2) En el caso nicaragüense: al delegar el proceso en la pequeña burguesía y burguesía nacionalista antisomocista, tras el triunfo armado el Estado quedó en manos de las clases explotadoras, y este nunca fue desmontado para construir uno nuevo socialista, lo que daba la posibilidad de reprimir a las fuerzas obreras y al resto de masas trabajadoras cuando gustase; esto suponía además que el FSLN y el Estado comandado por la pequeña burguesía y por la burguesía nacional –con su esencia vacilante–, dirigiera de forma claramente deficiente la lucha contra las fuerzas contrarrevolucionaria de la revolución antisomocista –estas fuerzas representaban a la burguesía antisandinista, prosomocista, y proestadounidense–:

«Es indispensable por tanto que, en los diferentes frentes populares, democráticos, nacionales y de liberación nacional, los auténticos partidos marxistas-leninistas, con su trabajo y su lucha, se ganen la confianza de sus aliados, se coloquen a la cabeza de esos frentes y los dirijan efectivamente. La dirección del partido marxista-leninista, su acertada línea revolucionaria en interés de las amplias masas unidas en el frente, son la garantía de la fuerza y la vitalidad de los frentes mismos y de su gran papel en el logro de los objetivos de la revolución. Se ha comprobado más de una vez que, cuando estos frentes están dirigidos por otras fuerzas sociales o partidos políticos, no son estables, no aplican una línea revolucionaria consecuente, son utilizados frecuentemente con fines contrarrevolucionarios Y estallan como pompas de jabón al primer choque con la reacción». (Enver Hoxha; El golpe fascista en Indonesia y las enseñanzas que extraen de él los comunistas, 11 de mayo de 1966)

***

Estas desviaciones producidas como consecuencia del hecho de no comprender lo que es un partido y lo que es un frente, y la función a cumplir por cada uno, fue la causa fundamental por la que los nicaragüenses cometieron los mismos errores que ya en su día advirtió la Komintern en su VIIº Congreso de 1935, en el se señaló que los marxista-leninistas y sus partidos debían estar atentos de no cometer, en caso de utilizar las técnicas de frente, desviaciones tales como las acabadas de ver: la ilusión del tránsito pacífico al socialismo, la nula importancia dada a organizar un partido comunista, la reconciliación con la ideología socialdemócrata o la vacilación a la hora de enfrentar a la contrarrevolución:

«Los comunistas deben incrementar su vigilancia y guardarse del peligro de del oportunismo de derecha, y deben continuar una determinada lucha contra todas estas concretas manifestaciones, teniendo en cuenta el peligro del oportunismo de derecha crecerá donde las tácticas del frente único sean aplicadas. La lucha por el establecimiento del frente único, de la acción conjunta de la clase obrera, alza como necesario que los obreros socialdemócratas se convenzan a través de las lecciones objetivas de la correcta política de los comunistas y la incorrecta política reformista, y que cada partido comunista prosiga  una lucha irreconciliable contra cualquier tendencia que rebaje las diferencias entre de principio entre el comunismo y el reformismo, contra rebajar la crítica de la socialdemocracia como ideología y práctica de colaboración de clases con la burguesía, contra la ilusión de que es posible transitar al socialismo pacíficamente, por métodos legales, contra cualquier realización basada en el automatismo y la espontaneidad, en la organización de la liquidación del fascismo o en la realización del frente único, contra cualquier menosprecio del rol del partido y contra la vacilación en los momentos de decisiva acción». (Komintern; Resolución final emitida por el VIIº Congreso de la Komintern respecto al informe de Georgi Dimitrov, 20 de agosto de 1935)

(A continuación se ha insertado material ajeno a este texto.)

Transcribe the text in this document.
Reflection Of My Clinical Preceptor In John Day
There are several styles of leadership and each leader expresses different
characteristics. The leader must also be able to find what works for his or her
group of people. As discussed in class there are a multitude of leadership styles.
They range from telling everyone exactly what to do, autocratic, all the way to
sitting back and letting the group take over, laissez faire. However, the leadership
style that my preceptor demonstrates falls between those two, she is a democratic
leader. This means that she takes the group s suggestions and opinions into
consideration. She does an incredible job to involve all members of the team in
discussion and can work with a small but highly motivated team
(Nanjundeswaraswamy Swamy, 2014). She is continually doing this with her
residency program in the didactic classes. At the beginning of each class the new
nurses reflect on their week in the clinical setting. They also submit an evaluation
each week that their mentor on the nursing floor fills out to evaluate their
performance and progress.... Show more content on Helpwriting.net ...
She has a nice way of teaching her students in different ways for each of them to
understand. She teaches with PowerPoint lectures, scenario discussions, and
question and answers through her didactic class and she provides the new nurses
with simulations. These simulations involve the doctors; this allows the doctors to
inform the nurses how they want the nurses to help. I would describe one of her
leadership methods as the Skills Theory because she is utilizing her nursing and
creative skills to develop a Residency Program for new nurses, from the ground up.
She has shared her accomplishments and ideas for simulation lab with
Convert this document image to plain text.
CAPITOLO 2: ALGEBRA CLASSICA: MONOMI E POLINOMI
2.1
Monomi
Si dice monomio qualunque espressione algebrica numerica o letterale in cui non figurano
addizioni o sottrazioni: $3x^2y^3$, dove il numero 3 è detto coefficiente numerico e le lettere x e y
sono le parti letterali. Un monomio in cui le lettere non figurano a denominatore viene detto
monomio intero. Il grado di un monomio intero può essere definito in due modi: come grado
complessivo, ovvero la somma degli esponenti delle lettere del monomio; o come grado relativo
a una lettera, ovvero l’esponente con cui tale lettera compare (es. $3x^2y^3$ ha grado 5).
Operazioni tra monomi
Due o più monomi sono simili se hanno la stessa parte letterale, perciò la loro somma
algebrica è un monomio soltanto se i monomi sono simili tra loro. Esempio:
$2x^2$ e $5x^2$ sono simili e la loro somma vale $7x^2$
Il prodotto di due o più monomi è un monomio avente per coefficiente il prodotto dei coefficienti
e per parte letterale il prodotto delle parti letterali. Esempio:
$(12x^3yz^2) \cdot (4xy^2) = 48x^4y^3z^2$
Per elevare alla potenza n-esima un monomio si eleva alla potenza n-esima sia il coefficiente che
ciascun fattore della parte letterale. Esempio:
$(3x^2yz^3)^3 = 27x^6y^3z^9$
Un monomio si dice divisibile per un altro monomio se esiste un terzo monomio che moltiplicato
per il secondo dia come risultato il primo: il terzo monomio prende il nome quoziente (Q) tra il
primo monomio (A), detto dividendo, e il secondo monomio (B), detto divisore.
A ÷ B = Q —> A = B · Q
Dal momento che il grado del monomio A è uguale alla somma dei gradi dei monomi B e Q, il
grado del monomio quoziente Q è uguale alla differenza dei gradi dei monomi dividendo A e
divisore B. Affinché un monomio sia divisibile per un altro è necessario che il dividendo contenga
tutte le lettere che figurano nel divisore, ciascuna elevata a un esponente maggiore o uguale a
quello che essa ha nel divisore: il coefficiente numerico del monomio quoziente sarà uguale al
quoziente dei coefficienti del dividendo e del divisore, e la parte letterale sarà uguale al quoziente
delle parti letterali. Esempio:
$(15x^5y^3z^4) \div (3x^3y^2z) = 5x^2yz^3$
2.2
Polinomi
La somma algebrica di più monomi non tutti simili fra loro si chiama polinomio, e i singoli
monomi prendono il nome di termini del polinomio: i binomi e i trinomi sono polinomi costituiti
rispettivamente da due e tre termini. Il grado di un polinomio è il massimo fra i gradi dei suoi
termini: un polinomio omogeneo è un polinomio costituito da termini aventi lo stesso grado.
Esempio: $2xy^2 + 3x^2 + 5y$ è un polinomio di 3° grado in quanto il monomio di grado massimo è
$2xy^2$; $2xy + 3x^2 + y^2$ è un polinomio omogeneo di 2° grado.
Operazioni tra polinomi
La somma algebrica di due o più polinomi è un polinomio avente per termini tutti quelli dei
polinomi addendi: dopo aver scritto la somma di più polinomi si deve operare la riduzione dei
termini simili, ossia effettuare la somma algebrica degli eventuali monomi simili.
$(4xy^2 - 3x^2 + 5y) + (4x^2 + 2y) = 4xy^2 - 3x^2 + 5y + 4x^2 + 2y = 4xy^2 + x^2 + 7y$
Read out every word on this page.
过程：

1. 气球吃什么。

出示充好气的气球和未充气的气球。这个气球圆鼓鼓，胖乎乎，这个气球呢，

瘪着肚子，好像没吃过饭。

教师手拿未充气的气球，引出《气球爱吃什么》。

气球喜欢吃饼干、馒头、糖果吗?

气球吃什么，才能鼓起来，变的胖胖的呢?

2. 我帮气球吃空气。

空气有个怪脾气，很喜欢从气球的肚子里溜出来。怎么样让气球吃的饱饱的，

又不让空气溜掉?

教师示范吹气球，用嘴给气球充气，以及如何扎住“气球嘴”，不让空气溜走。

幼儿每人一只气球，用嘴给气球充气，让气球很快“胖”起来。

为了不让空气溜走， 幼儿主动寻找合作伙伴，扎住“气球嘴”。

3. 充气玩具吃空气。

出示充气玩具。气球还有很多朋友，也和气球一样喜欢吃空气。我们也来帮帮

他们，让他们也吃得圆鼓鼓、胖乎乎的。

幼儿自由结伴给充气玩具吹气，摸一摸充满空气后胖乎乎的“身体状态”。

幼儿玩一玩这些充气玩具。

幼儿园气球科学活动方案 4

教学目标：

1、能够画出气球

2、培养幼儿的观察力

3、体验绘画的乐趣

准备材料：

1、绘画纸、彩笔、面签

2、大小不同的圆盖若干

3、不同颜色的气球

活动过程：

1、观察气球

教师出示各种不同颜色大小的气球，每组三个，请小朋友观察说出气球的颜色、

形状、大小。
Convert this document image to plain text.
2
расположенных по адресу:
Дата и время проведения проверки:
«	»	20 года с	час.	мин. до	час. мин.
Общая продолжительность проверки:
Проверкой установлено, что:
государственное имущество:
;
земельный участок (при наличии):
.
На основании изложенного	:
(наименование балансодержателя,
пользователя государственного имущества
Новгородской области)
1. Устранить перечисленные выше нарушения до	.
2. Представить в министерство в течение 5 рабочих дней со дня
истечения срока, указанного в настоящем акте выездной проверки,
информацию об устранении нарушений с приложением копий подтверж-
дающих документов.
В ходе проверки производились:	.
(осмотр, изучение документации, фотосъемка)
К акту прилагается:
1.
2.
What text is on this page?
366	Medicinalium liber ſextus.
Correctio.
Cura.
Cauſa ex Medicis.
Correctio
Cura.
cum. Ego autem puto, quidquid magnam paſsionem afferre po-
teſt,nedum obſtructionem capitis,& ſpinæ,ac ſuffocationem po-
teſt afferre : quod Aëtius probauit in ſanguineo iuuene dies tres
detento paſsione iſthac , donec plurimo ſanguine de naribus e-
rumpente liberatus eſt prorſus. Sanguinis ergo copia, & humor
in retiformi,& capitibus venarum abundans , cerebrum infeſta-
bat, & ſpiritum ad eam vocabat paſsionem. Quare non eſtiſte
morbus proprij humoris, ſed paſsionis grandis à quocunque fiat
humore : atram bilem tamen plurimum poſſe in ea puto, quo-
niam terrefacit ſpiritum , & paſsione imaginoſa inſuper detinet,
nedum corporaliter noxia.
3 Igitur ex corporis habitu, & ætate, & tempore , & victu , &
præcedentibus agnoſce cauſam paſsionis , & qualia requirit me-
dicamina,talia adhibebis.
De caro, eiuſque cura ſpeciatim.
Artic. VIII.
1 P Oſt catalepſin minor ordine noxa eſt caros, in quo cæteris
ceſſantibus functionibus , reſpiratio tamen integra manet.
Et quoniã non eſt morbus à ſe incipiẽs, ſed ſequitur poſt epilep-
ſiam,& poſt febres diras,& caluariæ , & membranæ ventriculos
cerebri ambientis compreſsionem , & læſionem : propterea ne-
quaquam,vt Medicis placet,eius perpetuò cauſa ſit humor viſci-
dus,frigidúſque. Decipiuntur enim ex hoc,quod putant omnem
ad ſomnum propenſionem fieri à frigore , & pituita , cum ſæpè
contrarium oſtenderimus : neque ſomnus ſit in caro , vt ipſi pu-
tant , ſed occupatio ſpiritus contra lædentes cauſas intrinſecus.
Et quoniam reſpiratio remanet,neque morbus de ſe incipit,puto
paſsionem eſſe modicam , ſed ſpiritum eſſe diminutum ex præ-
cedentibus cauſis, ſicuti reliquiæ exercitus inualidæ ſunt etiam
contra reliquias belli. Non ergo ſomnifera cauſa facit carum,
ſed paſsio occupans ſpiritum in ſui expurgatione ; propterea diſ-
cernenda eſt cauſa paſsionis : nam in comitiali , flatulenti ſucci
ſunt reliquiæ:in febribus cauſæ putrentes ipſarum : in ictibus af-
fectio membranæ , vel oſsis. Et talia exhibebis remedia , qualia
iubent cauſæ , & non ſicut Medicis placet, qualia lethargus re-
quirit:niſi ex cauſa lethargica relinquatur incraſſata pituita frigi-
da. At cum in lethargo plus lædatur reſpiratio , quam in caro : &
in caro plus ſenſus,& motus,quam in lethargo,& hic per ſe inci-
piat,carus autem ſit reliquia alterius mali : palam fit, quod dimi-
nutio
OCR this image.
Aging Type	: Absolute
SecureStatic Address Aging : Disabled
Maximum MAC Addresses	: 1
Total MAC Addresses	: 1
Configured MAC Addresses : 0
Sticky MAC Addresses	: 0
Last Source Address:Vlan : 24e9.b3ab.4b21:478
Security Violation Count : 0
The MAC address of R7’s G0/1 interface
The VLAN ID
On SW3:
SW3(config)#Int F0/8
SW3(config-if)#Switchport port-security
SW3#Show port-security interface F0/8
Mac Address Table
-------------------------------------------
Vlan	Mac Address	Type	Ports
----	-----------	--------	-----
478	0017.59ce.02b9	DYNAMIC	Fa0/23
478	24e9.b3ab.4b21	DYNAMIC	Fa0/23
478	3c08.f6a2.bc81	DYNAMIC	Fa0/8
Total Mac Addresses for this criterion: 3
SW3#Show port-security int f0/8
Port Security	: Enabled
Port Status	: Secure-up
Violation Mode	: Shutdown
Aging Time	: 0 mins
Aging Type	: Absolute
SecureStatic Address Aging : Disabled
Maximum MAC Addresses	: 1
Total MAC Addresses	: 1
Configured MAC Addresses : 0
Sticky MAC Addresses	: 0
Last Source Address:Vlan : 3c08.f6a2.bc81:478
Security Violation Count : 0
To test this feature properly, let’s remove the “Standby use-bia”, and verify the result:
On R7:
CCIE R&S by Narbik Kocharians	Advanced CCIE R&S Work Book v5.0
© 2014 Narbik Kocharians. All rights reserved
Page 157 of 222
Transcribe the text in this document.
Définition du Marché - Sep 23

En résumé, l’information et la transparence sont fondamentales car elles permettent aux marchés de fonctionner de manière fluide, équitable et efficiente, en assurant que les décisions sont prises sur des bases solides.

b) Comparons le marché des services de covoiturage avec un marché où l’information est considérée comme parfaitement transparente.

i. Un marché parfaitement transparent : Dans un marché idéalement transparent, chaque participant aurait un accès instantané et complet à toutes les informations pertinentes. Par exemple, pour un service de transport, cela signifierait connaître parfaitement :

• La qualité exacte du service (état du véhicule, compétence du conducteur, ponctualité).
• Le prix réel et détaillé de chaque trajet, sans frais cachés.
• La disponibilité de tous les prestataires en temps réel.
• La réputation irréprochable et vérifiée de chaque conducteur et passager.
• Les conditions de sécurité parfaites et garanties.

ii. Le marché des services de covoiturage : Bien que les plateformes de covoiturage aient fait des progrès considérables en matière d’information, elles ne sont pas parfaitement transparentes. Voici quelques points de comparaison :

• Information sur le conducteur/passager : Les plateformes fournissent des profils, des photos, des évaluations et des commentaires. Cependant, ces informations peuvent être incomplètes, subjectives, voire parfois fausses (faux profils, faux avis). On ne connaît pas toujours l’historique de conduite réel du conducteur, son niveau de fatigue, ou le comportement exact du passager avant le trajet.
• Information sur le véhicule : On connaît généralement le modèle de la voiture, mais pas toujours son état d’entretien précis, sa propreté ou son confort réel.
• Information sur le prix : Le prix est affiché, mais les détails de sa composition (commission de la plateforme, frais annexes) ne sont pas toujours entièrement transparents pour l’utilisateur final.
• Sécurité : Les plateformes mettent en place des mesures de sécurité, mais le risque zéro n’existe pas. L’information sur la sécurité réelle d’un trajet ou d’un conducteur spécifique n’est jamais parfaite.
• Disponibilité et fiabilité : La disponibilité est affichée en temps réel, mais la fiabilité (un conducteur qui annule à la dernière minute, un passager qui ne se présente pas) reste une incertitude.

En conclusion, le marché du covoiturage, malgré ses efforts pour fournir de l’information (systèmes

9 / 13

A tenor de los hecho hasta ahora descritos no es difícil concluir que al momento de la victoria antisomocista de 1979 ya no había ningún núcleo marxista-leninista al mando en el FSLN, y toda la identificación que había respecto a las teorías proletarias carecían de objetividad científica que evidentemente estaban contaminadas de contenido revisionista en todos sus aspectos económicos, políticos, y culturales, sobre todo de la escuela china, cubana, yugoslava, socialimperialista soviética. Todo el contenido teórico-práctico –de hondo carácter revisionista–, que más que a una compresión y aceptación voluntaria y consciente respondía a axiomas aceptados por la fuerza de la repetición, la propaganda, la correlación internacional de fuerzas dominadas por la burguesía en todas sus variantes, y en última instancia al carácter de «dogma» dado a los lineamientos en los que se militaba y creía por la fuerza de una «fe» religiosa plagada de sentimentalismo aún hoy observable como rasgo característico de la militancia del Frente Sandinista». (Equipo de Bitácora (M-L)¿Qué fue de la «Revolución Popular Sandinista»?: Un análisis de la historia del FSLN y sus procesos, 19 de julio del 2015)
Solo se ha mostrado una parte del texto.